Morrow introduced the titanium lacrosse stick. He served as CEO of Warrior Sports for another 14 years after New Balance bought it, steering the company’s expansion into hockey and soccer before stepping away in 2018.
After Warrior, he co-founded Lume Cannabis Co. in Michigan, scaling it from a startup to roughly $200 million in revenue and 1,400 employees before stepping back.
The move to Denver came in 2014, thanks largely to his wife.
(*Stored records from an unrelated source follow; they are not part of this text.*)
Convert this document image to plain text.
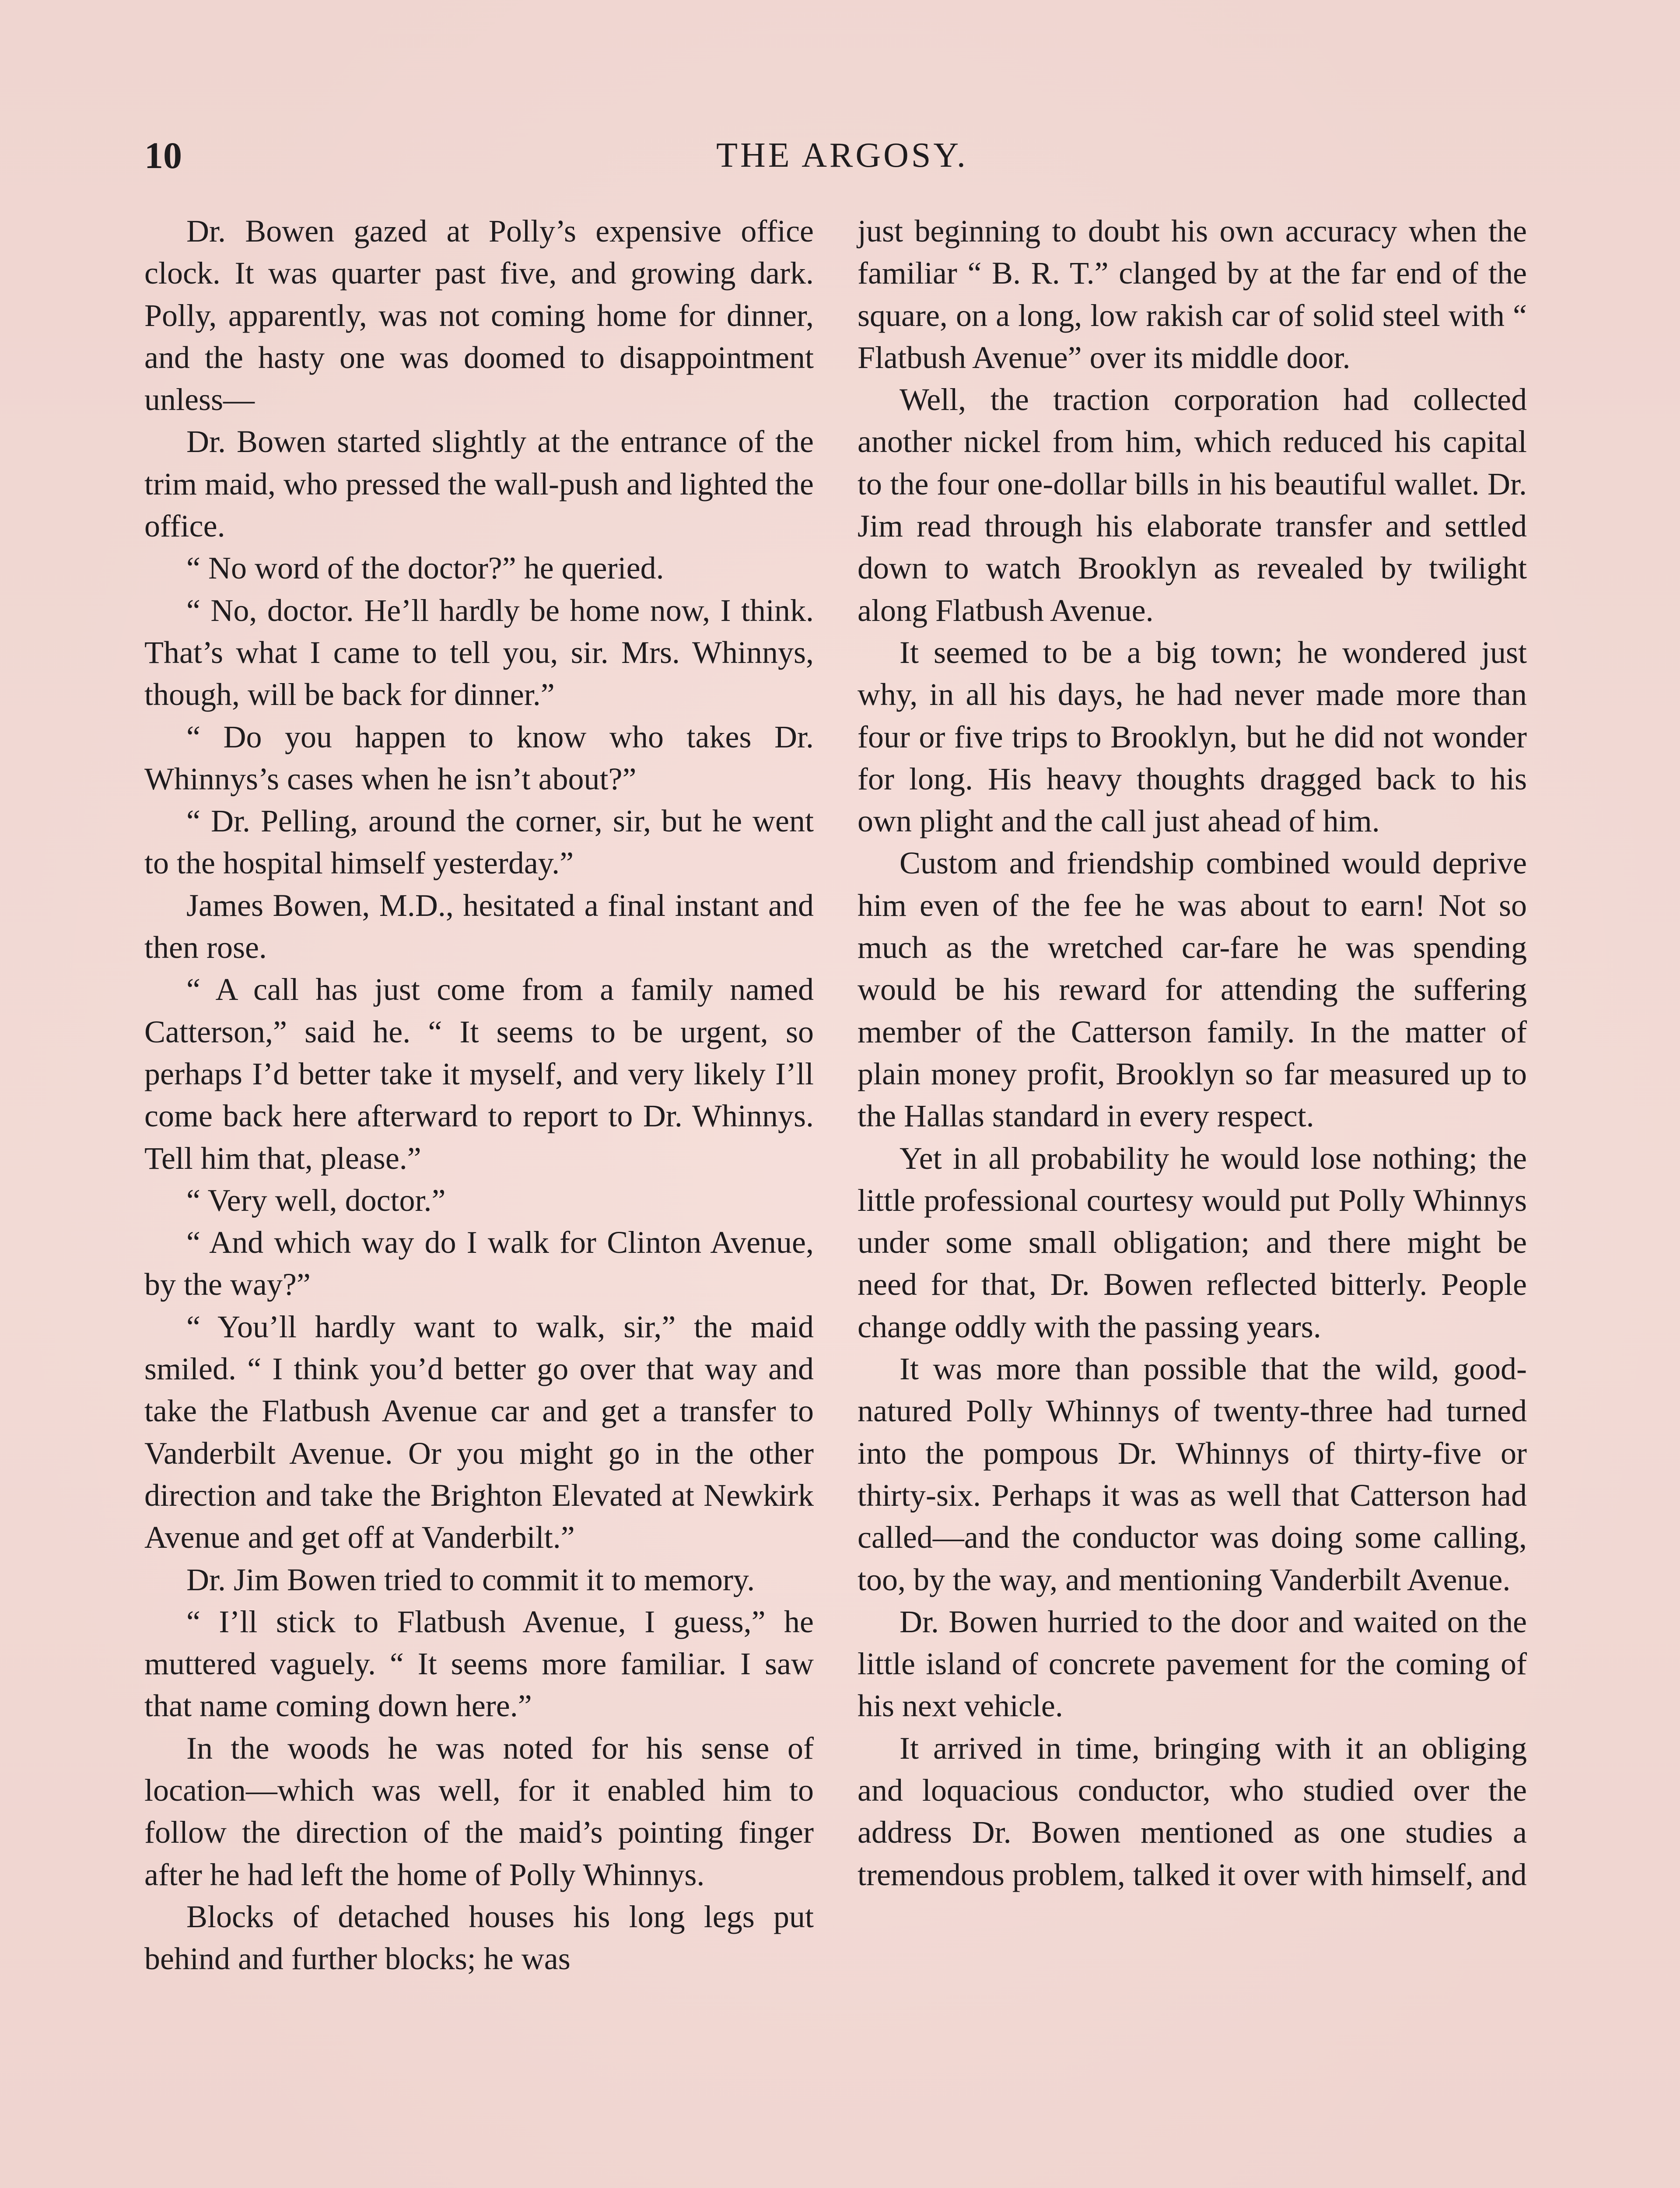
10	THE ARGOSY.

Dr. Bowen gazed at Polly’s expensive office clock. It was quarter past five, and growing dark. Polly, apparently, was not coming home for dinner, and the hasty one was doomed to disappointment unless—

Dr. Bowen started slightly at the entrance of the trim maid, who pressed the wall-push and lighted the office.

“ No word of the doctor?” he queried.

“ No, doctor. He’ll hardly be home now, I think. That’s what I came to tell you, sir. Mrs. Whinnys, though, will be back for dinner.”

“ Do you happen to know who takes Dr. Whinnys’s cases when he isn’t about?”

“ Dr. Pelling, around the corner, sir, but he went to the hospital himself yesterday.”

James Bowen, M.D., hesitated a final instant and then rose.

“ A call has just come from a family named Catterson,” said he. “ It seems to be urgent, so perhaps I’d better take it myself, and very likely I’ll come back here afterward to report to Dr. Whinnys. Tell him that, please.”

“ Very well, doctor.”

“ And which way do I walk for Clinton Avenue, by the way?”

“ You’ll hardly want to walk, sir,” the maid smiled. “ I think you’d better go over that way and take the Flatbush Avenue car and get a transfer to Vanderbilt Avenue. Or you might go in the other direction and take the Brighton Elevated at Newkirk Avenue and get off at Vanderbilt.”

Dr. Jim Bowen tried to commit it to memory.

“ I’ll stick to Flatbush Avenue, I guess,” he muttered vaguely. “ It seems more familiar. I saw that name coming down here.”

In the woods he was noted for his sense of location—which was well, for it enabled him to follow the direction of the maid’s pointing finger after he had left the home of Polly Whinnys.

Blocks of detached houses his long legs put behind and further blocks; he was

just beginning to doubt his own accuracy when the familiar “ B. R. T.” clanged by at the far end of the square, on a long, low rakish car of solid steel with “ Flatbush Avenue” over its middle door.

Well, the traction corporation had collected another nickel from him, which reduced his capital to the four one-dollar bills in his beautiful wallet. Dr. Jim read through his elaborate transfer and settled down to watch Brooklyn as revealed by twilight along Flatbush Avenue.

It seemed to be a big town; he wondered just why, in all his days, he had never made more than four or five trips to Brooklyn, but he did not wonder for long. His heavy thoughts dragged back to his own plight and the call just ahead of him.

Custom and friendship combined would deprive him even of the fee he was about to earn! Not so much as the wretched car-fare he was spending would be his reward for attending the suffering member of the Catterson family. In the matter of plain money profit, Brooklyn so far measured up to the Hallas standard in every respect.

Yet in all probability he would lose nothing; the little professional courtesy would put Polly Whinnys under some small obligation; and there might be need for that, Dr. Bowen reflected bitterly. People change oddly with the passing years.

It was more than possible that the wild, good-natured Polly Whinnys of twenty-three had turned into the pompous Dr. Whinnys of thirty-five or thirty-six. Perhaps it was as well that Catterson had called—and the conductor was doing some calling, too, by the way, and mentioning Vanderbilt Avenue.

Dr. Bowen hurried to the door and waited on the little island of concrete pavement for the coming of his next vehicle.

It arrived in time, bringing with it an obliging and loquacious conductor, who studied over the address Dr. Bowen mentioned as one studies a tremendous problem, talked it over with himself, and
Warrior was based in Michigan, where winters were brutal — the winter of 2013–2014 saw the Great Lakes freeze solid, with 20 consecutive days at 20 below zero.
“She was always saying, ‘You’re traveling for work, and I live here and I hate it,’” Morrow said.
A mutual connection — listing broker Jewel Brown’s husband had worked with former Princeton lacrosse coach Bill Tierney at DU — brought the Morrows to Brown. They bought the house that fall and moved in the summer of 2015.
Now with the kids heading off — two in college, one graduated, one at boarding school — the calculus has changed.
“It’s too much house for two people,” Morrow said. “We wish we could take a shrinking ray to it.”
The couple plans to split time between a property at the Yellowstone Club in Montana and an apartment in Miami, Florida, where their daughters attend school.